Cost of indemnity driving newly-qualified GPs out of the profession

Newly-qualified GPs are being driven out of the profession due to unsustainable indemnity costs, according to a survey that warns of an impending GP crisis.

The sky-high cost of indemnity is pushing many GPs to early retirement, but also causing many newly-qualified and younger GPs to consider leaving the profession, the MDU has revealed.

The MDU said it had been inundated with responses to its Save General Practice campaign, which it launched last month.

Initial findings of the survey – released ahead of the full results – suggested younger GPs were considering changing career due to the costs, the medicolegal group warned.

One respondent said: ‘I am about to qualify and the indemnity costs are seriously making me consider leaving medicine. I have already started arranging interviews outside of medicine.’

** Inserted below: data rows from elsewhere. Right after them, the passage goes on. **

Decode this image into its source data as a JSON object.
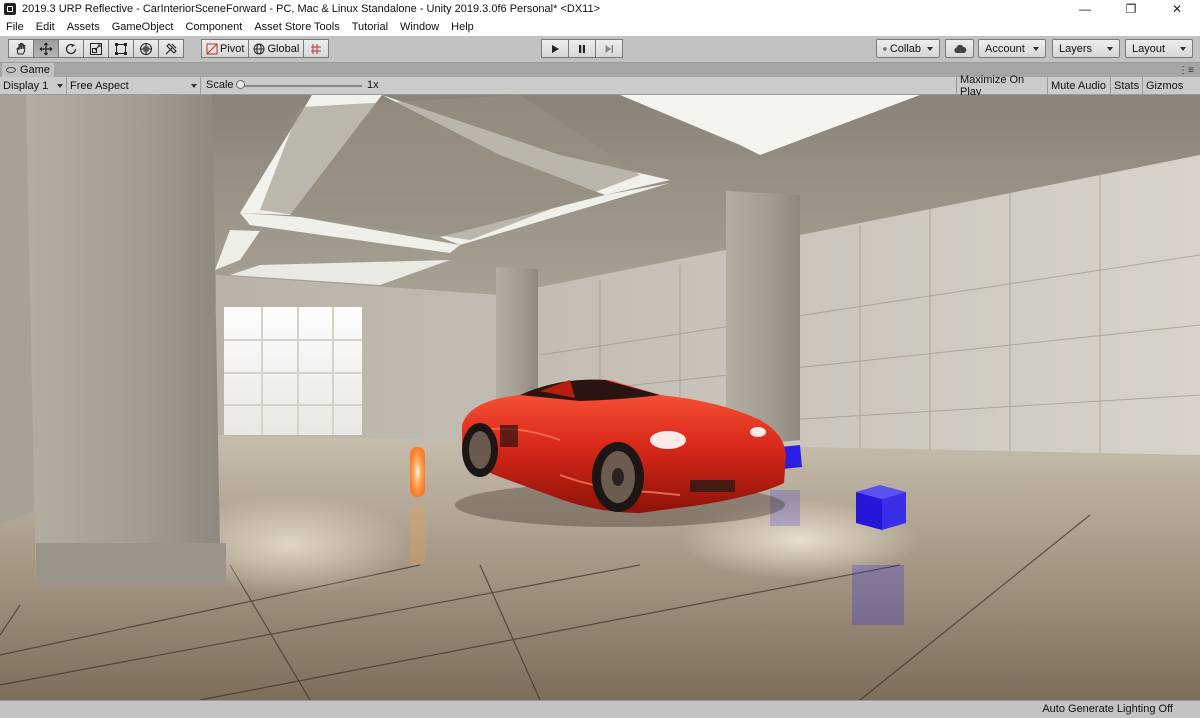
{
  "window": {
    "title": "2019.3 URP Reflective - CarInteriorSceneForward - PC, Mac & Linux Standalone - Unity 2019.3.0f6 Personal* <DX11>",
    "app_icon": "unity-icon",
    "controls": {
      "minimize": "—",
      "maximize": "❐",
      "close": "✕"
    }
  },
  "menu": [
    "File",
    "Edit",
    "Assets",
    "GameObject",
    "Component",
    "Asset Store Tools",
    "Tutorial",
    "Window",
    "Help"
  ],
  "toolbar": {
    "tools": [
      "hand-tool-icon",
      "move-tool-icon",
      "rotate-tool-icon",
      "scale-tool-icon",
      "rect-tool-icon",
      "transform-tool-icon",
      "custom-tool-icon"
    ],
    "active_tool": "move-tool-icon",
    "pivot": "Pivot",
    "global": "Global",
    "play_controls": [
      "play-icon",
      "pause-icon",
      "step-icon"
    ],
    "collab": "Collab",
    "account": "Account",
    "layers": "Layers",
    "layout": "Layout"
  },
  "game_tab": {
    "label": "Game"
  },
  "game_bar": {
    "display": "Display 1",
    "aspect": "Free Aspect",
    "scale_label": "Scale",
    "scale_value": "1x",
    "maximize": "Maximize On Play",
    "mute": "Mute Audio",
    "stats": "Stats",
    "gizmos": "Gizmos"
  },
  "status": {
    "text": "Auto Generate Lighting Off"
  },
  "colors": {
    "car": "#d8281a",
    "cube": "#2a1ee0",
    "light": "#ff9a3a",
    "toolbar": "#c2c2c2"
  }
}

Another said they were considering leaving the profession ‘in their 30s’ due to the cost of ‘sky rocketing’ and ‘unsustainable’ GP indemnity fees.

GP indemnity fees

MDU director of professional services Dr Matthew Lee said the results showed the issue must go to ‘the top of the government’s in-tray’ following the election.

The government must ‘act quickly’ to provide financial support to GPs to prevent a crisis that ‘would leave all patients at risk’, he said.

‘The number of responses and comments our survey has generated shows the strength of feeling GPs have about the rising cost of indemnity.

‘We expected that some GPs would say they were thinking of retiring earlier or reducing the amount they work. But we didn’t expect that even recently-qualified GPs would be thinking of a career change because of indemnity costs.

‘This is really worrying news for general practice, which not only needs to attract more GP trainees, but be able to retain them.’